Küresel sistemde sancılı bir süreç olarak devam eden ‘yeni küresel düzen’ tartışmalarında, AB’nin gelecekte nasıl bir pozisyon alacağı; bir küresel güç mü, yoksa bölgesel güç mü olarak anılacağı meselesi de bir başka kritik başlığı oluşturmakta. Küresel ekonomi-politik gelişmeler ‘ekonomik parçalanma’yı hızlandırmışken, AB’nin uluslararası ekonomik sistemde ‘en bağımlı’ konumdaki coğrafya olması da AB için ciddi bir risk oluşturmakta. Üstelik, bu başlıkta da Türkiye yine kritik bir çözüm ortağı olmasına rağmen. Dünyanın önde gelen ekonomilerinin ithalata bağımlılığı ile ilgili oranlarda, AB yüzde 35 ile ilk sırada yer alıyor. İthalatın GSYH içindeki payı açısından Güney Kore yüzde 34, Kanada yüzde 26, Birleşik Krallık yüzde 23, Japonya yüzde 18, Çin yüzde 14, ABD ise yüzde 12 ile AB’yi takip etmekte. Türkiye yüzde 26 ile Kanada ile aynı konumda. AB’nin Çin’e olan bağımlılığı nedeniyle, ABD’nin Çin’le ilişkilerde AB’yi ‘araya daha da mesafe koyması’ noktasında artan baskısı ise, Atlantik’teki ‘çatlama’yı derinleştiren bir başka başlık.
AB’nin Çin’e kritik hammadde ve ara mamullerde bağımlılığı daha da dikkat çeker nitelikte.
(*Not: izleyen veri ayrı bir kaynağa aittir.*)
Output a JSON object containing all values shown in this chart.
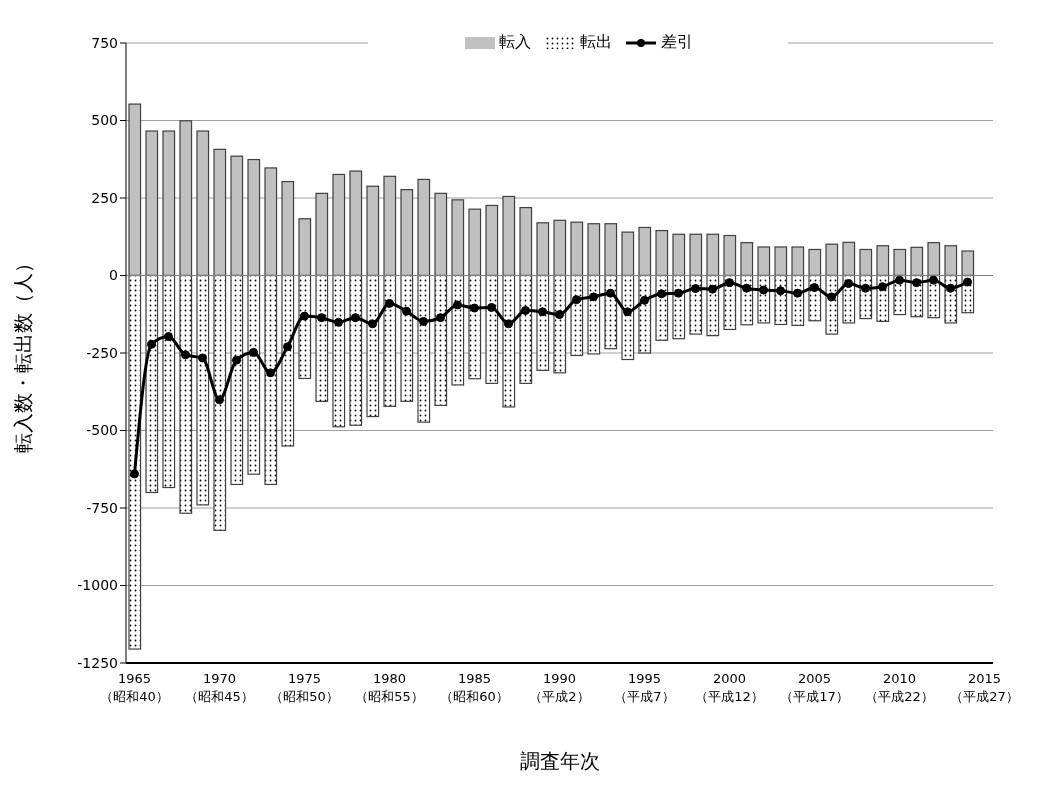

Ağır nadir toprak elementlerde yüzde100, magnezyumda yüzde 97, hafif nadir toprak elementlerinde yüzde 85, lityumda yüzde 79, galyumda yüzde 71, skandiyumda yüzde 67, bizmutta yüzde 65, vanadyumda yüzde 62, baritte yüzde 45, germanyumda yüzde 45, doğal grafitte yüzde 40, tungstende ise yüzde 32. Bu ürünlerin tümü nükleer teknolojilerden uzay teknolojilerine, havacılık endüstrisinden otomotive, yarı iletkenlerden çip üretimine, enerji üretiminden ilaç endüstrisine, petrol ve gaz arama, çıkarma teknolojilerinden petro-kimya, hatta oyuncak endüstrisine kadar pek çok alanı ilgilendiren emtialar. Başkan Trump’ın ticaret savaşları ile derinleştirdiği ‘ekonomik parçalanma’ önümüzdeki dönemde AB’yi daha da zorlayacak. AB, ya başta Türkiye, stratejik ortaklıklarını hızla yeniden yapılandırılacak, ya da ekonomik ve siyasi intihara koşmayı sürdürecek.